Sentimen negatif lainnya datang dari perlambatan ekonomi China. Akan tetapi, Suria menggarisbawahi, bahwa perlambatan tersebut sebenarnya dipicu oleh pengetatan yang sengaja dilakukan di negeri panda tersebut.

“Pengetatan diberlakukan kepada perusahaan-perusahaan start up di sektor teknologi, pengetatan di sektor properti, dan penurunan suku bunga,” papar Suria.

Kebijakan tersebut dilakukan China agar ekonomi negeri Tirai Bambu itu tidak mengalami overhitting alias kepanasan. China sengaja mengerem pertumbuhan ekonominya. “Kebijakan ini berbeda dengan AS yang baru melakukan pengetatan moneter setelah angka inflasinya tinggi hingga 7% atau sudah overhitting,” tuturnya.

Secara teori, Suria mengakui, perlambatan ekonomi China akan memperlambat permintaan ekspor dari Indonesia ke negara itu.
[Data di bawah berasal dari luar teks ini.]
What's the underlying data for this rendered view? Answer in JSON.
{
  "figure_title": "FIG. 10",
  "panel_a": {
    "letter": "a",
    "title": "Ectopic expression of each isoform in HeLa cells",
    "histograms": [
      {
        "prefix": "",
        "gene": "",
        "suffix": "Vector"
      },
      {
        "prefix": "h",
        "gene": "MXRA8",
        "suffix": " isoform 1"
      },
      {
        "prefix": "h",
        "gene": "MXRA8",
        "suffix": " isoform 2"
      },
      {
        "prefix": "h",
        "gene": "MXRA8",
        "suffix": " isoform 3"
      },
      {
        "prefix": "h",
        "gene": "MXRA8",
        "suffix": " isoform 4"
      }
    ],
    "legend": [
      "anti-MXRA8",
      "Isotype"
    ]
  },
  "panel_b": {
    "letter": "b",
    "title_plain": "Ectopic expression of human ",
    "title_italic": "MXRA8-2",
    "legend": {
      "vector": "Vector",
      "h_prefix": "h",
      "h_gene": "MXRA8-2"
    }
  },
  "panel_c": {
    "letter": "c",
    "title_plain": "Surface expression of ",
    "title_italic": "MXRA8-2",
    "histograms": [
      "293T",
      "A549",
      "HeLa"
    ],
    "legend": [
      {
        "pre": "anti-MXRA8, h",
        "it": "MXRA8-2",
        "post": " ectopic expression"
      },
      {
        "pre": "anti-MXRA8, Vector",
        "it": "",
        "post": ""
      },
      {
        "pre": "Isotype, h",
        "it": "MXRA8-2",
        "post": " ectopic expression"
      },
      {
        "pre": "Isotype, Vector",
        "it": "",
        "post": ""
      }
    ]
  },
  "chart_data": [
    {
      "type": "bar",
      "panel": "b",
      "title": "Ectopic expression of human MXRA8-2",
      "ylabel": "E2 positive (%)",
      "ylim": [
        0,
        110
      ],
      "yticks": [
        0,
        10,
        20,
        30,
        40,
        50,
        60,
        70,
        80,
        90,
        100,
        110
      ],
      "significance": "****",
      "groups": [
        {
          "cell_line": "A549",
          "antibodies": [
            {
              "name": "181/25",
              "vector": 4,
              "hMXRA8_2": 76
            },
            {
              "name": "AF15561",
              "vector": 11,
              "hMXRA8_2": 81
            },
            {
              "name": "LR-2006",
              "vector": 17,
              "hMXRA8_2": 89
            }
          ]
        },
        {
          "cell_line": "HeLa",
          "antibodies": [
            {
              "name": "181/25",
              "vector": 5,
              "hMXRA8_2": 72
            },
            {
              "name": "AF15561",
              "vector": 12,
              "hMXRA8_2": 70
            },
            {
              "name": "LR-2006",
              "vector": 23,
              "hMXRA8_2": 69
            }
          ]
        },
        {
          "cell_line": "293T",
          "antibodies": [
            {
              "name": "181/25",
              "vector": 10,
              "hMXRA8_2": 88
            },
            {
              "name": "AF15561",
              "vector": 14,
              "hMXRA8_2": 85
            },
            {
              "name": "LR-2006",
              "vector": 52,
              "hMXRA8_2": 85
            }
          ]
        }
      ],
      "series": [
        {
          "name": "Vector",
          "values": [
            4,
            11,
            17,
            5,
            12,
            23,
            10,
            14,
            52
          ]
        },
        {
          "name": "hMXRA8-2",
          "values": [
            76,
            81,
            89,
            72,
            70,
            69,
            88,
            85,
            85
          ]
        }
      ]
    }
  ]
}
Tapi, jika dilihat lagi, neraca perdagangan Indonesia naik. Pasar juga sudah memperkirakan perlambatan ekonomi China akan terjadi.

“Bahkan angka perlambatan itu lebih bagus dibandingkan perkiraan. Ini tidak masalah seharusnya,” timpal dia.

Kondisi tersebut mirip dengan Indonesia saat adanya lonjakan Covid-19 varian Delta di mana pasar berekspektasi hal itu akan berpengaruh buruk terhadap perekonomian. “Tapi, ternyata tidak. Laporan keuangan emiten-emiten bahkan ternyata masih oke,” tukasnya.

Terkait January Effect, dia menegaskan, secara keseluruhan arah IHSG masih belum jelas. Namun, secara teknikal, support IHSG berada di level psikologis 6.500 dan resistance di angka 6.700 hingga 6.750.

Meski belum jelas, arah IHSG seharusnya sudah mulai menunjukkan penguatan. Apalagi, beberapa bank besar akan merilis laporan keuangannya pekan depan, seperti PT Bank Mandiri (Persero) Tbk (BMRI) dan lain-lain.

“Ada kemungkinan, kinerja mereka berada di atas ekspektasi atau perkiraan. Karena itu, saham-saham tersebut sangat potensial mengalami penguatan,” ungkap Suria.

Di atas semua itu, dia merekomendasikan saham-saham berkapitalisasi besar di sektor perbankan, yakni PT Bank Rakyat Indonesia (Persero) Tbk (BBRI), PT Bank Mandiri (Persero) Tbk (BMRI), PT Bank Negara Indonesia (Persero) Tbk (BBNI), PT Bank Tabungan Negara (Persero) Tbk (BBTN), dan PT Bank Central Asia Tbk (BBCA).

Disclaimer: Pelajari dengan teliti sebelum membeli atau menjual saham. Inilah.com tidak bertanggung jawab atas keuntungan atau kerugian yang timbul. Keputusan investasi ada di tangan investor.